Das Rennen nahmen die Frauen sehr ruhig in Angriff. Keine wollte den ersten Angriff setzen und so unnötig Kraft vergeuden. So wurde es die ersten 20 Runden nur dann schnell, wenn es um die Punkte ging. In diesen ersten beiden von zehn Wertungen konnte Tatjana Paller nicht punkten.

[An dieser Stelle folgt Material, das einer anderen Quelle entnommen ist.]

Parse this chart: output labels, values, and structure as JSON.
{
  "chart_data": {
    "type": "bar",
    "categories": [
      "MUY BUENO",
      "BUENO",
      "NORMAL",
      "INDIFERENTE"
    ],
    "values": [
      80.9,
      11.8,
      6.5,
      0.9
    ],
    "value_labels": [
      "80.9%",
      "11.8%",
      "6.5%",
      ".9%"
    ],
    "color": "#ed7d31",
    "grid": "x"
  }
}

„Mir war von Anfang an klar, dass ich bei den Spurts keine Chance haben würde. So musste ich dann die Beine in die Hand nehmen. Nach der zweiten Wertung bin ich angetreten. Ich konnte auch ziemlich schnell den Rundengewinn erzielen und damit dann in Führung gehen.“ Die anderen Fahrerinnen ließen aber nicht locker. So musste Tatjana Paller an die Grenze und darüber hinausgehen. „Ich bin dann noch ein zweites Mal angetreten und schaffte erneut den Rundengewinn. Mit 40 Punkten lag ich knapp in Führung. Die, so wusste ich, würden nicht reichen.“

Anstatt mit der Situation zu hadern attackierte Tatjana Paller 14 Runden vor Schluss noch einmal und konnte sich vom Rest lösen. Fünf Punkte konnte sie in der vorletzten Wertung zwar einfahren, eine Medaille war sicher, aber nicht Gold. Da die Verfolger nicht aufschließen konnten fuhr sie dann einfach weiter.

„Die letzten 10 Runden wurden unheimlich schwer. Ich war zwischenzeitlich so platt, dass ich nicht einmal mehr auf die Anzeigetafel sehen konnte, wie der Punktestand ist. Ich bin dann einfach nur noch im Tunnel durchgefahren“.

Was sich im Nachhinein so leicht anhören mag, ist ein wahnsinniger Kampf gegen die Schmerzen im gesamten Körper. „Je näher ich dem Ziel kam desto mehr habe ich dann auch daran geglaubt durchzukommen. Freuen konnte ich mich im Ziel dann nicht. Ich habe den Bundestrainer oder Teamkollegen gesucht, weil ich nicht wusste auf welchem Platz ich gelandet bin. Als ich dann mitbekommen habe, dass ich gewonnen hatte, wusste ich nicht wohin mit der Freude. Es ist einfach nur ein geiles Gefühl.“

Jetzt will sie noch die Teamkolleginnen unterstützen und dann gemeinsam die Medaillen feiern.